To fernballan . In your posting of Oct 31 2017, #4, there is a quote of my posting about using Russian instruments and your comment is only a question
mark(?). May be a spurious response or something of the software.Anyway thanks.
Ariscats


----------



## GoceKU (Apr 29, 2018)

ddickey said:


> I bought two USSR straight edges. Pretty much junk. My guess is I got rejects. Not even close to being flat.



Are they twice as heavy as they need to be?


----------



## fernballan (Apr 29, 2018)

ariscats said:


> I would like to see pictures of Russian measuring tools,if i am not pushing a big burden on you.
> Ariscats


----------



## fernballan (Apr 29, 2018)

ddickey said:


> I bought two USSR straight edges. Pretty much junk. My guess is I got rejects. Not even close to being flat.


I only have good experience of Russian tools. Maybe I've had luck or that there's more Russian stuff. I live close to Russia


----------



## Richard King 2 (Apr 29, 2018)

Every Russian Tool I have seen were well built.  I would prefer USA, Swiss or European built  tool but if I had a choice between Chinese or Russian I would go Russian every time. I hired a fellow from the Ukraine years ago and he was a Journeyman Scraper over there and he was one of the best hand scrapers I had ever met ever.


----------



## fernballan (Apr 29, 2018)

Richard King 2 said:


> Every Russian Tool I have seen were well built.  I would prefer USA, Swiss or European built  tool but if I had a choice between Chinese or Russian I would go Russian every time.
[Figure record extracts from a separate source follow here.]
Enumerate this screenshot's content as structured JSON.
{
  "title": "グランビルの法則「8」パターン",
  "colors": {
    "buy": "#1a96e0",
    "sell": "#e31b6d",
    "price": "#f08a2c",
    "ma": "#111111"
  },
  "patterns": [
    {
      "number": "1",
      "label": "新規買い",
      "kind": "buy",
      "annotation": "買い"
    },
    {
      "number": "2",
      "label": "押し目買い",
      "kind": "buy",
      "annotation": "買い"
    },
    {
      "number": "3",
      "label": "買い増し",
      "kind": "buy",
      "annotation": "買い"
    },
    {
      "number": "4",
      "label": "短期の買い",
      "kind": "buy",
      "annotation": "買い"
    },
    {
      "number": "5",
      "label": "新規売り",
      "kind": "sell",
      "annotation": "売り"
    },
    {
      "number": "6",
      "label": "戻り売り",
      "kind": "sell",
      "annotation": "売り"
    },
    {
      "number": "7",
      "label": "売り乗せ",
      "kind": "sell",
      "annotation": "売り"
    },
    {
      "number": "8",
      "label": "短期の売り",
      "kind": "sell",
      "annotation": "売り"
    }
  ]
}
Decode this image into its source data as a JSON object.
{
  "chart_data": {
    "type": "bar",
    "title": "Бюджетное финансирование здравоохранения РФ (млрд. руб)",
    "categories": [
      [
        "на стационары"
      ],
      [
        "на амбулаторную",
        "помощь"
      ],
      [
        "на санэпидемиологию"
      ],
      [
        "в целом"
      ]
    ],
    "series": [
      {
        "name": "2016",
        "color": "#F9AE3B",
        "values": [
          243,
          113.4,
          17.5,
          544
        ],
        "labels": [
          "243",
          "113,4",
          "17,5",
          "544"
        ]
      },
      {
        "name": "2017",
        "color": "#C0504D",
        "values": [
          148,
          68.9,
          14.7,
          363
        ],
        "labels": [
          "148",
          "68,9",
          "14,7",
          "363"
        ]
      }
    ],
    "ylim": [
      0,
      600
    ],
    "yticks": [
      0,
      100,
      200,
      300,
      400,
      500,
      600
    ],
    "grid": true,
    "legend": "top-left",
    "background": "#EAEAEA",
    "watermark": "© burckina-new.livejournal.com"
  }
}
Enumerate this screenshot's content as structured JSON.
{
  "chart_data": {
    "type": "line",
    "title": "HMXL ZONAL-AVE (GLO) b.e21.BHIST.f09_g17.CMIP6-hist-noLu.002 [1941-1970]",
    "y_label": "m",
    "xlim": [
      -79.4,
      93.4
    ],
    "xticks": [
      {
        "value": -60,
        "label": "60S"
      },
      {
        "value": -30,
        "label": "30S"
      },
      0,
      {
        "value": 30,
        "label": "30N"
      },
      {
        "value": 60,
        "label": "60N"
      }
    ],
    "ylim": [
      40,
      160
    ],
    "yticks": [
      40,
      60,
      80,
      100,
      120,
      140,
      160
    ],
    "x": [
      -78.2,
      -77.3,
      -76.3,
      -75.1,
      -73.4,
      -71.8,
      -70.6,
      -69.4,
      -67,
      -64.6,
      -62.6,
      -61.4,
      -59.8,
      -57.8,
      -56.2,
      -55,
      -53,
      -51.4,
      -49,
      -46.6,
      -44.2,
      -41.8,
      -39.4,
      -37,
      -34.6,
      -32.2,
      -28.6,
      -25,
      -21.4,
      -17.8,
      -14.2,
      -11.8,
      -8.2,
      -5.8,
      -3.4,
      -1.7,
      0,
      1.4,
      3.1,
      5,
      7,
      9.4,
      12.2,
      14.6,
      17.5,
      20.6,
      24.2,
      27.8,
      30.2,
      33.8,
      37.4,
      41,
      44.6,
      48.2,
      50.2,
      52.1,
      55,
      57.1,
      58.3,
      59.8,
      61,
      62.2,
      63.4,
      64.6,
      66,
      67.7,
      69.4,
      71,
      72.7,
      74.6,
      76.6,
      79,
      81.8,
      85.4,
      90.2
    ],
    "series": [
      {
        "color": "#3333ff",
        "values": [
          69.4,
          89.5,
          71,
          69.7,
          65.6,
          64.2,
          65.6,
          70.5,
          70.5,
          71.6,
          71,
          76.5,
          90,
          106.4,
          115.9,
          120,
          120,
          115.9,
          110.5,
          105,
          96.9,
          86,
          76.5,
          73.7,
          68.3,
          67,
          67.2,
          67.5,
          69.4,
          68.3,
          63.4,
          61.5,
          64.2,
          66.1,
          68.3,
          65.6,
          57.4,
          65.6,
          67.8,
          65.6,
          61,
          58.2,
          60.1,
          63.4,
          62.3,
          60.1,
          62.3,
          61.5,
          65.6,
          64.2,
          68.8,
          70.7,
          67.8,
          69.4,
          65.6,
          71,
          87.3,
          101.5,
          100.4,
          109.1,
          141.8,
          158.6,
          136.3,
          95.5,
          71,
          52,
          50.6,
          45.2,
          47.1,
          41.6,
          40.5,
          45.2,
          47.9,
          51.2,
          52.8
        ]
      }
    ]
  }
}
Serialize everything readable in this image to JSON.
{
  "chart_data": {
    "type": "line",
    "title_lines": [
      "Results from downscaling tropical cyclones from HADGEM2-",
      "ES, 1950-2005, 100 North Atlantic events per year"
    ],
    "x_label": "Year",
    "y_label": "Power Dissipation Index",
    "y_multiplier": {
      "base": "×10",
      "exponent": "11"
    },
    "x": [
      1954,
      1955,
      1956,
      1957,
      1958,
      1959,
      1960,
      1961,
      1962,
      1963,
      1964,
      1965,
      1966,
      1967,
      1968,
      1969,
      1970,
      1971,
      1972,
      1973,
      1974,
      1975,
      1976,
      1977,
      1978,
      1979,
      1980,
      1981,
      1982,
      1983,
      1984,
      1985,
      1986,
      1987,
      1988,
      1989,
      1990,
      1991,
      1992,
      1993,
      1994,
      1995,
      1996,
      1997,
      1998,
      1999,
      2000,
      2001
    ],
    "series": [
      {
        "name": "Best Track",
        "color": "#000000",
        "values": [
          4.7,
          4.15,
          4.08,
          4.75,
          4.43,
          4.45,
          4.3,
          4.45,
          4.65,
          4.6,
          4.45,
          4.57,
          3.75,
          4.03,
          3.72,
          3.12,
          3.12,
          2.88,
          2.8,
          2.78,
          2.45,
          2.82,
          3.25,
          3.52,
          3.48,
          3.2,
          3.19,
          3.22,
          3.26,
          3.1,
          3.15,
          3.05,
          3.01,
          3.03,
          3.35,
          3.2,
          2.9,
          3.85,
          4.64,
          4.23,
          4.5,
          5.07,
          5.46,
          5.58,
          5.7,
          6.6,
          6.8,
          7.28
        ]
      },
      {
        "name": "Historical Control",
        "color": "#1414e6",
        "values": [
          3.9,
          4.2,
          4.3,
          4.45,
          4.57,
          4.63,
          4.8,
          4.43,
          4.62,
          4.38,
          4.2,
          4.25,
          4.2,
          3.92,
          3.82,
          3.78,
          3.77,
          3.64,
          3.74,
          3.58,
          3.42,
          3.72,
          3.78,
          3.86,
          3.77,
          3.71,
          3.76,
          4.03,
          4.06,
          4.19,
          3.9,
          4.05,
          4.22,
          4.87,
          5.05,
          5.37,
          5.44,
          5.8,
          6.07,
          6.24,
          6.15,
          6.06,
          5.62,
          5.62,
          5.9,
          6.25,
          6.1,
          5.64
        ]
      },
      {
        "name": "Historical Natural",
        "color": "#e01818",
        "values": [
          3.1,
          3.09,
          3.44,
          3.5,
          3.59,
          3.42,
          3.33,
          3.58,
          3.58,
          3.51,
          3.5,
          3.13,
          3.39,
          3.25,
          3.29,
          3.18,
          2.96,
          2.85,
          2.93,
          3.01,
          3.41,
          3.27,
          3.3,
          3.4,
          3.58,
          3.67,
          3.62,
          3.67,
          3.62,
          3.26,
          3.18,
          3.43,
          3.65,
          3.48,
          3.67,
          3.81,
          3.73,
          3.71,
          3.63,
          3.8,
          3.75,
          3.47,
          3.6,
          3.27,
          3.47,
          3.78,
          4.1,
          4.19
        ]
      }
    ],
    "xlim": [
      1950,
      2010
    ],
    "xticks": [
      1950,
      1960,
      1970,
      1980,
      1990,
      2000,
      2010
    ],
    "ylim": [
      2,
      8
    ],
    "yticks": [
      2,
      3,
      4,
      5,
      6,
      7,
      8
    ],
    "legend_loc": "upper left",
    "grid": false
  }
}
I hired a fellow from the Ukraine years ago and he was a Journeyman Scraper over there and he was one of the best hand scrapers I had ever met ever.


They were first in space so I do not think they're making such bad stuff Richard


----------



## ariscats (Apr 29, 2018)

Thanks for the pictures.Is this a toolmakers microscope?
Ariscats


----------